Ian Hunter of Mott The Hoople was recently interviewed by Louder Sound on his career, Jeff Beck, Taylor Hawkins, punk rock, Alex Harvey, David Bowie, and other topics. One of the things he was asked was about what changed after composing several iconic songs like “All The Way From Memphis.” On a negative note, he mentioned David Bowie and responded: “Isn’t it the press?” It’s always down to the press. ‘You’re living on David Bowie,’ you know – ‘you can’t do anything yourself’. “David wanted to do another one, but it was like, ‘No way: because then we’d just become servants to you.'”
Hunter discusses what kind of songs he wrote with Mick Ralphs, the band’s guitarist, and Paul Rodgers, the band’s guitarist, and why they ‘had’ to do so: “Of course, me and Mick [Ralphs] were panicked for about nine months, trying to write a hit.” And it was challenging because my abilities as a singer are limited. Mick would write these more soulful, bluesy songs, which Paul Rodgers would eventually sing. He was the ideal person to perform Mick’s tunes. They were impossible for me to complete.

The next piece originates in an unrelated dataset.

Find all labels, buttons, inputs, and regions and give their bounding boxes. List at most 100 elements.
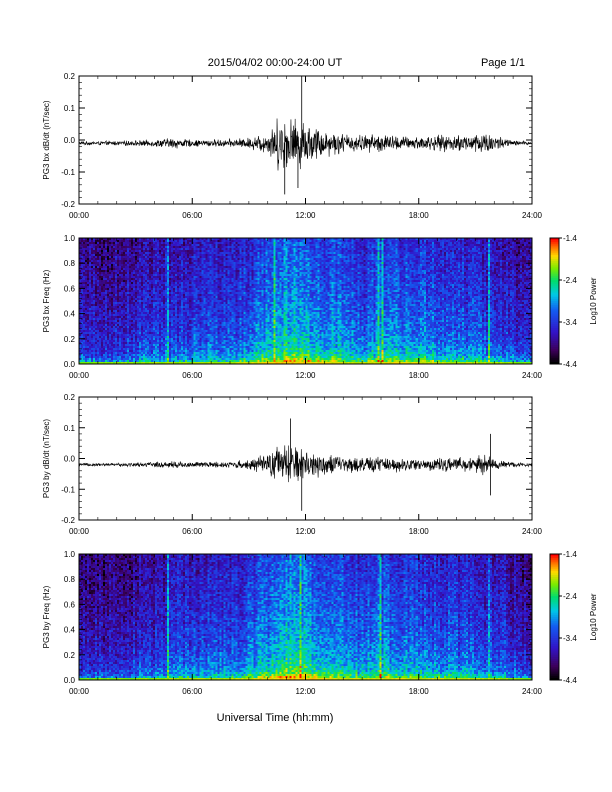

That’s the start of the end right there. My songs began to come through. We had to do it to avoid the David label.” Ian Hunter rose to prominence after David Bowie offered him his own song, ‘All The Young Dudes,’ after hearing that the band was considering disbanding due to lack of success. Despite the fact that the two collaborated frequently, Hunter believes that he and Bowie were never friends. He elaborated: “I just wanted to play rock ‘n’ roll because it made me happy.” But David saw a lot more and was all in, 24 hours a day. He was just not the type of person I would hang out with. But generous to a fault, and great with the band. He did, after all, give us ‘Dudes.’ “I have nothing but praise for David.” Hunter has released ‘Defiance,’ the first installment of his latest album. You can hear the album here.